Francisco Vidagany Hernández (born 19 October 1940) is a Spanish former footballer who played as a left back.

He spent most of his career with his hometown club Valencia in La Liga, playing 245 matches across all competitions. He won the league title in 1970–71. Vidagany played four games for Spain, all in 1969.

==Club career==
Born in Valencia, Vidagany began his career at local Valencia CF, playing first for the reserve team Mestalla in the Segunda División. He made his first-team debut in La Liga on 16 February 1964 in a 1–0 home win over Elche. On 24 June he played the final of the Inter-Cities Fairs Cup, which his team lost 2–1 to compatriots Real Zaragoza at the Camp Nou.

Vidagany's only two goals for the Che team came in 1964–65. On 8 October he scored in a 3–1 loss away to Belgium's RFC Liège in the first round of the Inter-Cities Fairs Cup, a minute either side of goals by opponent Henri Depireux.
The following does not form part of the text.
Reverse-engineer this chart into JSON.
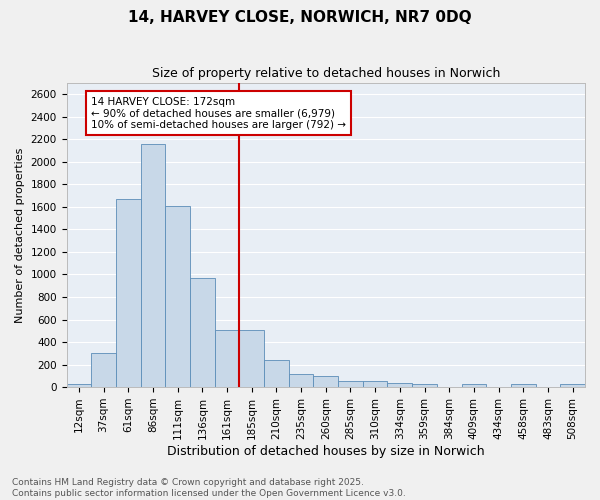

On 27 December he scored his only top-flight goal, the game's only at home to Deportivo de La Coruña.

On 2 February 1966, in the last 16 of the Fairs Cup away to Leeds United, Vidagany was involved in a fight with opponent Jack Charlton which resulted in both defenders being sent off.

Vidagany was part of the Valencia squad that won the league title in 1970–71 under manager Alfredo Di Stéfano. He then played in the Copa del Generalísimo final, which his club lost 4–3 to Barcelona after extra time.

In August 1974, Vidagany transferred to second-tier Castellón also in the Valencian Community, where he played the final season before his retirement.

==International career==
Vidagany earned four caps for Spain, all in 1969. His debut on 26 March was a 1–0 friendly win over Switzerland at his home ground of the Mestalla Stadium.